Arayın, Yeşil Hayatı Tarayın...

27/09/2009

Birlikte Başarabiliriz!



İnsanlar tarafından atmosfere verilen gazların sera etkisi yaratması sonucunda dünya yüzeyinde sıcaklığın artmasına küresel ısınma adı veriliyor. Toplumların, enerji kullanımı, endüstrileşme, ormansızlaşma ve ziraat başta olmak üzere çeşitli aktivitelerinin küresel ısınmanın artmasında büyük roller oynadıkları bilinmektedir. Küresel ısınma, tüm dünyayı olduğu gibi, daha şimdiden kuraklığa esir düşen Kıbrıs’ı da yakından ilgilendiriyor. Sera gazı salınımlarını kontrol etmek için bireysel bazda, basit ama etkili yaklaşımlarla küresel ısınmaya karşı pozitif adımlar atmak mümkün! Bugün sizlere bireysel olarak uygulayabileceğimiz kolay önlemler konusunda yol göstermek istiyorum.

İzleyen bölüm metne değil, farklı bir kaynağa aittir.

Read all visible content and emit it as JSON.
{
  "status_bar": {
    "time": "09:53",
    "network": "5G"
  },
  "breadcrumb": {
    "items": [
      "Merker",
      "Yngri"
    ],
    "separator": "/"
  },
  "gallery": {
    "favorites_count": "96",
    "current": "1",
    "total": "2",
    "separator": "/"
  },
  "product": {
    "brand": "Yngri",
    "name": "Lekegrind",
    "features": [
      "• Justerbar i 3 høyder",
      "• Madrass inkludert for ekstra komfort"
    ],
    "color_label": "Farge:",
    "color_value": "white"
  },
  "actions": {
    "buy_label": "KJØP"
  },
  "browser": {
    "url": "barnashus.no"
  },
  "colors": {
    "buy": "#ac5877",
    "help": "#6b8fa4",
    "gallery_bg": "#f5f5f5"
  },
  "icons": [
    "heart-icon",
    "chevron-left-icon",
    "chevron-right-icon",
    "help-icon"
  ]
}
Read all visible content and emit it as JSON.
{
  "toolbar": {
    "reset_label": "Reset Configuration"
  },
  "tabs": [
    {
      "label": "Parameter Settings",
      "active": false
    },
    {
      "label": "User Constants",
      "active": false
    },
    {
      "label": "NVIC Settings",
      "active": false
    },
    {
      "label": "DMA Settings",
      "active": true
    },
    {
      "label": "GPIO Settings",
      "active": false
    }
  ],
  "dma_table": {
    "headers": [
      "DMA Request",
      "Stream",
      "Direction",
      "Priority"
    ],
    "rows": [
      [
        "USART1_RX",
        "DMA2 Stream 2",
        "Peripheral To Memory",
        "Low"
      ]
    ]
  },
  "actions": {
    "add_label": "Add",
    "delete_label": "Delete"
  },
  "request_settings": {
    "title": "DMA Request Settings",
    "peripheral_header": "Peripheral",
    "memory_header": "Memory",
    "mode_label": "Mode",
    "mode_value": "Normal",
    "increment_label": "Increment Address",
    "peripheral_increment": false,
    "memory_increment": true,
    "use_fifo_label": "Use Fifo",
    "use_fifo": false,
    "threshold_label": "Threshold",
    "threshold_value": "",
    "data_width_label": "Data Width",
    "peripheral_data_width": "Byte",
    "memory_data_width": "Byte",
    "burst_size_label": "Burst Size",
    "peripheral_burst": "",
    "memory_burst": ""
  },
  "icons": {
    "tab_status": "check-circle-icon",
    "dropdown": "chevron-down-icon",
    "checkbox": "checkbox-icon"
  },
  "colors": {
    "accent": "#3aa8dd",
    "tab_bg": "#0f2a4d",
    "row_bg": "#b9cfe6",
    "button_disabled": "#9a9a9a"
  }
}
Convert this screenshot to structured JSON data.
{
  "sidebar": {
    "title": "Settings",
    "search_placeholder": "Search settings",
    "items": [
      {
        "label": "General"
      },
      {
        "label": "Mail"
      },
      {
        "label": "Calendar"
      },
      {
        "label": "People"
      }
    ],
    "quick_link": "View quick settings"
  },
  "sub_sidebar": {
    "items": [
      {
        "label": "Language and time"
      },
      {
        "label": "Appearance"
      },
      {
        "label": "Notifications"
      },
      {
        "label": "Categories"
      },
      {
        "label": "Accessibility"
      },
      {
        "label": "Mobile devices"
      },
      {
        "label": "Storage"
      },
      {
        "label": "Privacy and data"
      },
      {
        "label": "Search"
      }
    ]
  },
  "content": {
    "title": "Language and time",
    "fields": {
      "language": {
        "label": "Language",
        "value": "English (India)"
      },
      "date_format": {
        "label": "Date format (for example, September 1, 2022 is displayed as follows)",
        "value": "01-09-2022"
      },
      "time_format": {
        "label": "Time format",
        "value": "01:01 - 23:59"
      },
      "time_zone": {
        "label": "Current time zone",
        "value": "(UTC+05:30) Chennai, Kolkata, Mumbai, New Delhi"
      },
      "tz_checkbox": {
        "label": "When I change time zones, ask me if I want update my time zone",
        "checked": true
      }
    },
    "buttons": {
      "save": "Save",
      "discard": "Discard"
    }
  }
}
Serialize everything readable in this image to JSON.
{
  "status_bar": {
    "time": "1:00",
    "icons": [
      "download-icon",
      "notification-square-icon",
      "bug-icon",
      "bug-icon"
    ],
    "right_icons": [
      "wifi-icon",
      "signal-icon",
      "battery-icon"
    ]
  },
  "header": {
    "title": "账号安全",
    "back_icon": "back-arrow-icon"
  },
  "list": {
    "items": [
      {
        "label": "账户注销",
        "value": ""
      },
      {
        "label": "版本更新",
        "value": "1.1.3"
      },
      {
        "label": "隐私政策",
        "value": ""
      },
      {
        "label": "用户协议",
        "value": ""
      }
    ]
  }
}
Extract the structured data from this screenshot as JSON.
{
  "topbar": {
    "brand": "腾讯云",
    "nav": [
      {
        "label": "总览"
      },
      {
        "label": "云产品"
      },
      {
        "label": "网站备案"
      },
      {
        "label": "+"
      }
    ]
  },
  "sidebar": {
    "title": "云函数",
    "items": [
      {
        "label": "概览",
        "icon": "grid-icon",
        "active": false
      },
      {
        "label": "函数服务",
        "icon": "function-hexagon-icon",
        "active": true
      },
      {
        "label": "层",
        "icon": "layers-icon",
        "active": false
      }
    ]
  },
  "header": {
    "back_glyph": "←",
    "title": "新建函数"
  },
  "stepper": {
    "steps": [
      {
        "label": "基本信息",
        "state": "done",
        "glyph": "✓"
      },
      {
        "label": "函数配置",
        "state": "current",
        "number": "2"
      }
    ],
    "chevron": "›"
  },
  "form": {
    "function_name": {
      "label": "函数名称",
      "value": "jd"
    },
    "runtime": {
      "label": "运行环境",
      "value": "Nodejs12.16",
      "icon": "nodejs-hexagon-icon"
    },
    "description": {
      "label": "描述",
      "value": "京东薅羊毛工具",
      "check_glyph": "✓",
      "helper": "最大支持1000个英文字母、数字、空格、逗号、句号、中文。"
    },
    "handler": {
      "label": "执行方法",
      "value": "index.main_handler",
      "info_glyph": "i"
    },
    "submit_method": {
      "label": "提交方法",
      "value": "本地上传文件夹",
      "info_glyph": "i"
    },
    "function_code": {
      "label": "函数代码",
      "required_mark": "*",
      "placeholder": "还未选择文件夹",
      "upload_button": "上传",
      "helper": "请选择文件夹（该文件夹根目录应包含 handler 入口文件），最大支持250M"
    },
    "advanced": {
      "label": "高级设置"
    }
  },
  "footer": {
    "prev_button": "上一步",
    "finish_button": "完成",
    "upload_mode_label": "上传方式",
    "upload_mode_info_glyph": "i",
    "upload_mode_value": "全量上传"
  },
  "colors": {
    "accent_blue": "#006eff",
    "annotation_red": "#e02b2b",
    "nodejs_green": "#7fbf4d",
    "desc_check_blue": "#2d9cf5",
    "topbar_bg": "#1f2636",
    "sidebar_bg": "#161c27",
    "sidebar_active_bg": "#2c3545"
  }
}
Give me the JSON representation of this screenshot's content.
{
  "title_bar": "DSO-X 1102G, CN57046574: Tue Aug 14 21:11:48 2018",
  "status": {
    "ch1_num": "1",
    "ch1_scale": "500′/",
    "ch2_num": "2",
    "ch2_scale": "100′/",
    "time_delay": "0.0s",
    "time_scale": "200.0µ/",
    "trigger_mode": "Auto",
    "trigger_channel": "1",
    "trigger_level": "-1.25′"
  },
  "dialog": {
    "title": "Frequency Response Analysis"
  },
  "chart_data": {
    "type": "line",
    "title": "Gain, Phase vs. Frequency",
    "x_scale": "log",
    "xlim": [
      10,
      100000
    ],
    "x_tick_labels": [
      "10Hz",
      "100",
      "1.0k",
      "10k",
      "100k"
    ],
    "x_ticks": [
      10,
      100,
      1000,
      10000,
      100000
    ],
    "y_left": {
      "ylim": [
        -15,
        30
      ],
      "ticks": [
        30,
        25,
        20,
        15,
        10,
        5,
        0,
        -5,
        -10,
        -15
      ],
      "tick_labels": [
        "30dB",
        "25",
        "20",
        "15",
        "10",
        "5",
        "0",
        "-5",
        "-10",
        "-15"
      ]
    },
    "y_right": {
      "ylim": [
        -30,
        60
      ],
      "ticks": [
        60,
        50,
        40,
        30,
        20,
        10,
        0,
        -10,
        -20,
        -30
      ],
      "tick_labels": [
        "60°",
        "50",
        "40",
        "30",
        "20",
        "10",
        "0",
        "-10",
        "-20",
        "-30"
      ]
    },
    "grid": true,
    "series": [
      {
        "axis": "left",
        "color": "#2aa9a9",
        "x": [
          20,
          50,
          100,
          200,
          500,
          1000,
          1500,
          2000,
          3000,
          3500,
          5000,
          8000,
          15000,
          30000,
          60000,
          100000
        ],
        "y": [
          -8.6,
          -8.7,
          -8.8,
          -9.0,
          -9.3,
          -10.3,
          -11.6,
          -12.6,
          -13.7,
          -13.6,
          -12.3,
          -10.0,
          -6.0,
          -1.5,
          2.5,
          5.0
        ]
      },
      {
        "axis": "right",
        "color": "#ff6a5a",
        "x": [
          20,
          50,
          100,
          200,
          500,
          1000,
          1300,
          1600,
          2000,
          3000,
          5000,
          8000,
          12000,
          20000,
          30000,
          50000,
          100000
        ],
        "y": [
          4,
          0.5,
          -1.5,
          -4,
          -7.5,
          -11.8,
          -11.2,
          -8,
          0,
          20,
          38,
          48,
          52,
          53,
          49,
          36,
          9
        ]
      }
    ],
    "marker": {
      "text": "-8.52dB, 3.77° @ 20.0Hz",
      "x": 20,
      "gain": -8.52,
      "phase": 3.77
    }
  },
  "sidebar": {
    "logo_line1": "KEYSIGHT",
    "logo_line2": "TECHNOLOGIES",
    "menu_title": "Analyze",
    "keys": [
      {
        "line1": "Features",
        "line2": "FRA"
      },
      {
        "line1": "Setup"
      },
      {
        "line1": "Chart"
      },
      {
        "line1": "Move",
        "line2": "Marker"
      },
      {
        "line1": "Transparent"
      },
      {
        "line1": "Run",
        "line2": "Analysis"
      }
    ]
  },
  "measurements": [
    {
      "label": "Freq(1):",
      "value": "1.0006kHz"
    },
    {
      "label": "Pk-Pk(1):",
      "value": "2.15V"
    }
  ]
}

Hayatımızın büyük bir çoğunluğunun evde, yolda, ve işyerinde geçtiğini düşünürsek, bu üç alandaki davranışlarımızı ayrı ayrı incelememiz gerektiğini görebiliriz. İlk olarak evlerimizde alabileceğimiz tasarruf önlemlerini ele alalım. Evlerimizi ısıtmak ya da soğutmak için enerji kullanırız. Yapacağımız küçük değişikliklerle enerji tasarrufu yaparak hem faturalarımızı azaltmış oluruz hem de karbondioksit salınımını düşürerek küresel ısınmayı yavaşlatabiliriz. Bu alanda ilk adım olarak evlerdeki ısı kaçaklarını önlemek için yalıtıma önem vermek gerekir. Çatı, iç ve dış duvar, kapı ve pencerelerin iyi bir şekilde yalıtımını sağlayarak yakı tasarrufu sağlayabiliriz. Çalışma ve yaşam alanları için ortalama sıcaklığın 20-25 derece olduğunu düşünerek, gereksiz ısıtma veya soğutmadan uzak durarak ve bütün ev yerine sadece bulunduğumuz odaları ısıtarak enerji sarfiyatını önleyebiliriz. Bunun yanında, bulunduğumuz ortamların havalandırmasını kısa ama etkili bir şekilde gerçekleştirmek için buna en uygun konumda olan pencereleri belirlemeli, klimalar çalışırken pencerelerimizi uzun süreler açık tutmamalıyız.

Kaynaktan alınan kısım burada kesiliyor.